A więc nie zanosi się na szybki koniec, raczej w najbliższych kwartałach i latach należy oczekiwać małej stabilizacji przeplatanej okresami większych i mniejszych (lub nawet braku) ograniczeń, dotyczących nie tylko dystansowania fizycznego. Coraz wyraźniej też widać, że nie można po prostu przeczekać pandemii i wskoczyć od razu w jakąś (przyszłą, a najlepiej już przetestowaną przez innych) Nową Nomę. Tracą rację bytu strategie unikowe i działanie na zasadzie „poczekamy, zobaczymy”. Nie zadziała też nawet najbardziej wydłużona polityka pracy z domu. A już zupełnie zdezaktualizują się strategie zakładające powrót do dawnych, przedpandemicznych standardów życia biznesowego, bo w kontekście związanych z wirtualizacją życia społecznego zmian trudno się spodziewać, że po ustaniu trwającej pół dekady pandemii świat wróci do analogowych standardów rodem sprzed 2020 roku.

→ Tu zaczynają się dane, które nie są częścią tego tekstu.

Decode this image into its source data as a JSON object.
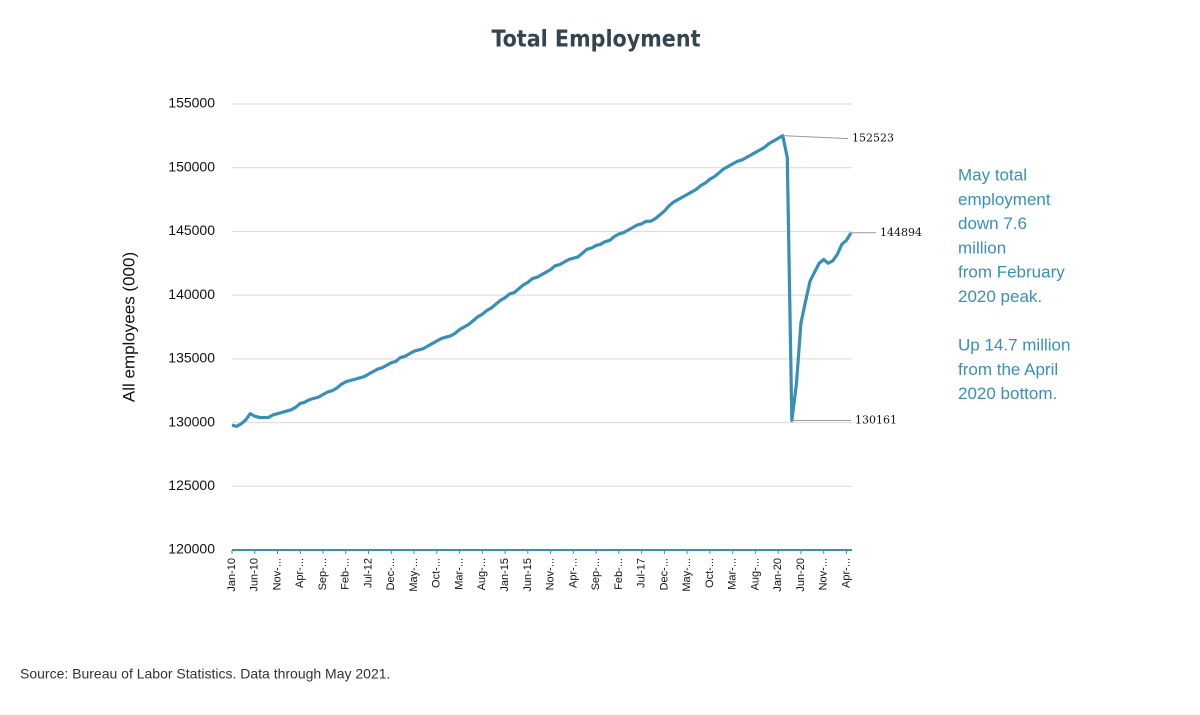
{
  "chart_data": {
    "type": "line",
    "title": "Total Employment",
    "y_label": "All employees (000)",
    "source": "Source: Bureau of Labor Statistics. Data through May 2021.",
    "note": [
      [
        "May total",
        "employment",
        "down 7.6",
        "million",
        "from February",
        "2020 peak."
      ],
      [
        "Up 14.7 million",
        "from the April",
        "2020 bottom."
      ]
    ],
    "color": "#3a8fb7",
    "grid": true,
    "ylim": [
      120000,
      155000
    ],
    "yticks": [
      120000,
      125000,
      130000,
      135000,
      140000,
      145000,
      150000,
      155000
    ],
    "categories": [
      "Jan-10",
      null,
      null,
      null,
      null,
      "Jun-10",
      null,
      null,
      null,
      null,
      "Nov-...",
      null,
      null,
      null,
      null,
      "Apr-...",
      null,
      null,
      null,
      null,
      "Sep-...",
      null,
      null,
      null,
      null,
      "Feb-...",
      null,
      null,
      null,
      null,
      "Jul-12",
      null,
      null,
      null,
      null,
      "Dec-...",
      null,
      null,
      null,
      null,
      "May-...",
      null,
      null,
      null,
      null,
      "Oct-...",
      null,
      null,
      null,
      null,
      "Mar-...",
      null,
      null,
      null,
      null,
      "Aug-...",
      null,
      null,
      null,
      null,
      "Jan-15",
      null,
      null,
      null,
      null,
      "Jun-15",
      null,
      null,
      null,
      null,
      "Nov-...",
      null,
      null,
      null,
      null,
      "Apr-...",
      null,
      null,
      null,
      null,
      "Sep-...",
      null,
      null,
      null,
      null,
      "Feb-...",
      null,
      null,
      null,
      null,
      "Jul-17",
      null,
      null,
      null,
      null,
      "Dec-...",
      null,
      null,
      null,
      null,
      "May-...",
      null,
      null,
      null,
      null,
      "Oct-...",
      null,
      null,
      null,
      null,
      "Mar-...",
      null,
      null,
      null,
      null,
      "Aug-...",
      null,
      null,
      null,
      null,
      "Jan-20",
      null,
      null,
      null,
      null,
      "Jun-20",
      null,
      null,
      null,
      null,
      "Nov-...",
      null,
      null,
      null,
      null,
      "Apr-...",
      null
    ],
    "values": [
      129800,
      129700,
      129900,
      130200,
      130700,
      130500,
      130400,
      130400,
      130400,
      130600,
      130700,
      130800,
      130900,
      131000,
      131200,
      131500,
      131600,
      131800,
      131900,
      132000,
      132200,
      132400,
      132500,
      132700,
      133000,
      133200,
      133300,
      133400,
      133500,
      133600,
      133800,
      134000,
      134200,
      134300,
      134500,
      134700,
      134800,
      135100,
      135200,
      135400,
      135600,
      135700,
      135800,
      136000,
      136200,
      136400,
      136600,
      136700,
      136800,
      137000,
      137300,
      137500,
      137700,
      138000,
      138300,
      138500,
      138800,
      139000,
      139300,
      139600,
      139800,
      140100,
      140200,
      140500,
      140800,
      141000,
      141300,
      141400,
      141600,
      141800,
      142000,
      142300,
      142400,
      142600,
      142800,
      142900,
      143000,
      143300,
      143600,
      143700,
      143900,
      144000,
      144200,
      144300,
      144600,
      144800,
      144900,
      145100,
      145300,
      145500,
      145600,
      145800,
      145800,
      146000,
      146300,
      146600,
      147000,
      147300,
      147500,
      147700,
      147900,
      148100,
      148300,
      148600,
      148800,
      149100,
      149300,
      149600,
      149900,
      150100,
      150300,
      150500,
      150600,
      150800,
      151000,
      151200,
      151400,
      151600,
      151900,
      152100,
      152300,
      152523,
      150800,
      130161,
      133000,
      137800,
      139500,
      141100,
      141800,
      142500,
      142800,
      142500,
      142700,
      143200,
      144000,
      144300,
      144894
    ],
    "labeled_points": [
      121,
      123,
      136
    ]
  }
}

Co zmienia w naszym podejściu do środowiska pracy traktowanie pandemii nie jako krótkiego, tymczasowego przerywnika tylko raczej jako długotrwałego, a być może nie mającego ostatecznego końca, nowego okresu? Co będzie, jeśli nigdy (przynajmniej z utylitarnego punktu widzenia obecnego biznesu) nie nadejdzie czas po pandemii? Główną konsekwencją przedłużającego się okresu „śródpandemicznego” (czyli po prostu pandemii, która jednak potrwa znacznie dłużej niż można było tego oczekiwać wiosną zeszłego roku) będzie znacznie mocniejsze utrwalenie się kryzysowych, jak o nich na początku myślano, standardów związanych z dystansowaniem fizycznym. Jakie zmiany przyniesie to dla biur? Oto kilka wybijających się dzisiaj na czoło listy konsekwencji tej sytuacji:

  • Utrwalająca się dominacja spotkań zdalnych nad „jednomiejscowymi”, jak w zarysowanej przeze mnie sytuacji „adhokowego” spotkania zdalnego, wymusi stworzenie w biurach odpowiedniej infrastruktury do spotkań hybrydowych, zarówno małych i dużych;
  • Bezpieczne Biuro, czyli umożliwiająca zachowanie zasad dystansowania fizycznego przestrzeń pracy stanie się nowym standardem, w którym priorytetem będzie umożliwienie Użytkownikom zachowania 1,5 – 2 m odległości. Większa niż dawniej liczba metrów kwadratowych na Użytkownika częściowo skompensuje zmniejszenie się zapotrzebowania wynikające z hybrydowego stylu pracy – ale spodziewam się że w najbliższym czasie biura będą jednak malały, nie rosły.
  • Bezpieczne Biuro spowoduje również, że wzrośnie fizyczna jakość środowiska biurowego. Większy niż dotychczas nacisk Najemcy będą kładli na ilość wymian oraz jakość wtłaczanego do ich biur powietrza, a w dłuższym terminie przełoży się to na powrót do najlepszych znanych nam metod wentylacji pomieszczeń, czyli otwieranych okien;
  • Wreszcie na koniec, spodziewam się że nawet w pandemii wzrośnie prestiż biur. Bo paradoksalnie, gdy zniknie przymus obecności a w jego miejsce pojawi się dobrowolność coraz bardziej trudnych do zorganizowania spotkań analogowych, uwypukli się rola biur jako przestrzeni społecznej stanowiącej niezbędną oprawę dla coraz rzadszych, ale za to coraz wyższej jakości, naszych interakcji twarzą w twarz.